After China announced that it would begin ramping up its efforts to restrict the mining of cryptocurrency, the price of bitcoin (BTC-USD) fell to below $30,000 earlier this week, trading at a value not seen since the turn of the new year. The cryptocurrency has since rebounded slightly, now holding at a level just above $32,000.
Though the news and subsequent crash may have caused short term headaches in the crypto market, China’s crackdown on mining may actually benefit crypto in the long run, according to some experts.
“I think it's actually fantastic news for the Bitcoin ecosystem,” Peter Smith, Blockchain.com co-founder and CEO, told Yahoo Finance Live. “You're going to see a diversification of mining operations around the world. We've been seeing that trend over the last two years, as large mines are built in Europe, the U.S., and a variety of other geographic locations—but that trend is going to accelerate hard now.”

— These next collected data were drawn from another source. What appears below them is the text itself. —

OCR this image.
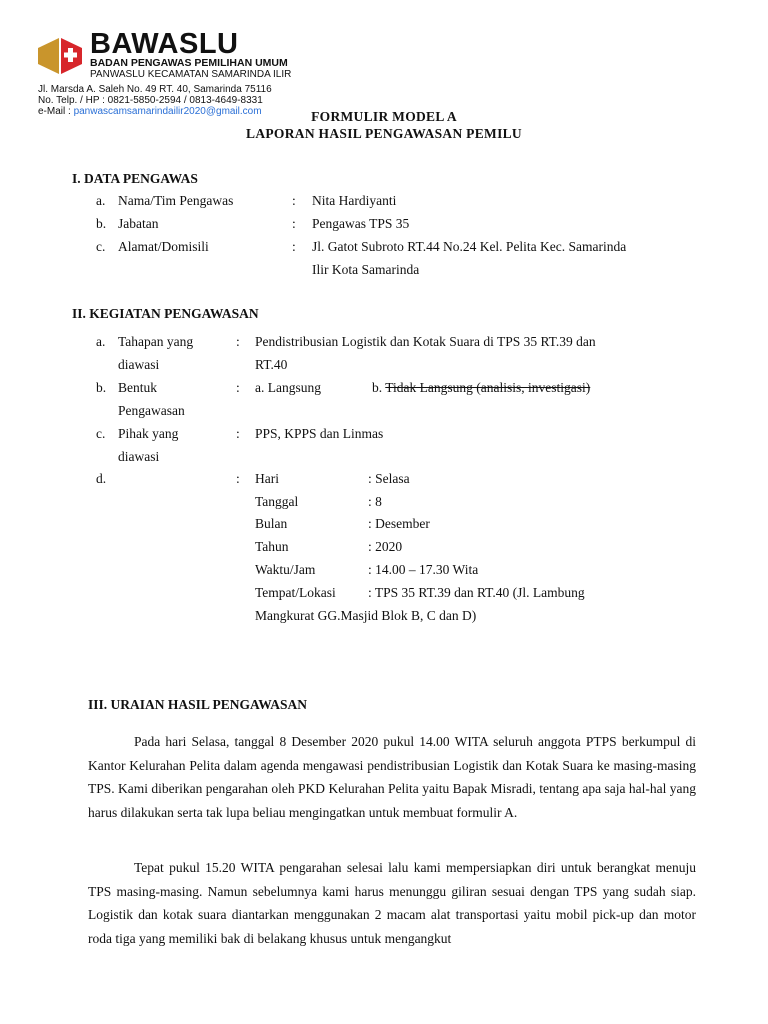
BAWASLU
BADAN PENGAWAS PEMILIHAN UMUM
PANWASLU KECAMATAN SAMARINDA ILIR
Jl. Marsda A. Saleh No. 49 RT. 40, Samarinda 75116
No. Telp. / HP : 0821-5850-2594 / 0813-4649-8331
e-Mail : panwascamsamarindailir2020@gmail.com	FORMULIR MODEL A
LAPORAN HASIL PENGAWASAN PEMILU
I. DATA PENGAWAS
a. Nama/Tim Pengawas	: Nita Hardiyanti
b. Jabatan	: Pengawas TPS 35
c. Alamat/Domisili	: Jl. Gatot Subroto RT.44 No.24 Kel. Pelita Kec. Samarinda
Ilir Kota Samarinda
II. KEGIATAN PENGAWASAN
a. Tahapan yang
diawasi
: Pendistribusian Logistik dan Kotak Suara di TPS 35 RT.39 dan
RT.40
b. Bentuk
Pengawasan
: a. Langsung	b. Tidak Langsung (analisis, investigasi)
c. Pihak yang
diawasi
: PPS, KPPS dan Linmas
d.	: Hari	: Selasa
Tanggal	: 8
Bulan	: Desember
Tahun	: 2020
Waktu/Jam	: 14.00 – 17.30 Wita
Tempat/Lokasi : TPS 35 RT.39 dan RT.40 (Jl. Lambung
Mangkurat GG.Masjid Blok B, C dan D)
III. URAIAN HASIL PENGAWASAN

Pada hari Selasa, tanggal 8 Desember 2020 pukul 14.00 WITA seluruh anggota PTPS berkumpul di Kantor Kelurahan Pelita dalam agenda mengawasi pendistribusian Logistik dan Kotak Suara ke masing-masing TPS. Kami diberikan pengarahan oleh PKD Kelurahan Pelita yaitu Bapak Misradi, tentang apa saja hal-hal yang harus dilakukan serta tak lupa beliau mengingatkan untuk membuat formulir A.

Tepat pukul 15.20 WITA pengarahan selesai lalu kami mempersiapkan diri untuk berangkat menuju TPS masing-masing. Namun sebelumnya kami harus menunggu giliran sesuai dengan TPS yang sudah siap. Logistik dan kotak suara diantarkan menggunakan 2 macam alat transportasi yaitu mobil pick-up dan motor roda tiga yang memiliki bak di belakang khusus untuk mengangkut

Smith cited the growing concern of Bitcoin mining becoming too highly concentrated in mainland China as a reason for a positive outlook on the crackdown. He predicts that over the next three to four years, this will yield a net positive for crypto as mining firms sell off their bitcoin and move their operations overseas.
Chinese mining firms have already begun planning to shift their businesses abroad, with companies eyeing countries ranging from the U.S. to Kazakhstan. According to Chris Zhu, owner of Chinese mining service platform INBTC, approximately 10% to 20% of miners in China have already initiated their move.
"We spent around ten days getting to Sichuan, only for operations to stop there too," Zhu told AFP. "It's going to be tough to continue here."
As for what the implications of Beijing’s restrictions on mining will have in terms of Environmental, Social, and Governance (ESG), Smith believes there is not enough available information to make a judgement call. According to him, the “vast majority” of mining operations being built today are powered by some form of clean energy.
“You're going to see mining companies start to disclose where they're getting their energy,” Smith added. “And for the most part, Bitcoin mines are powered in places where there's really low energy cost.”
Crypto mining’s issues surrounding social impact need to be “figured out” before large asset managers begin significant investment campaigns, Smith said. Ultimately, he believes this will happen once more data is made public regarding energy sourcing and consumption by mining operations.
“The ESG problem, though, is one that you need to solve over the next five years as you start to bring bigger and bigger funds into the space, like your BlackRocks (BLK) and Blackstones (BX) of the world,” Smith said. “So I don't think it was institutions selling because they suddenly realized that there's ESG concerns. I think it just kind of caps what institutions can come into this space until that's solved.”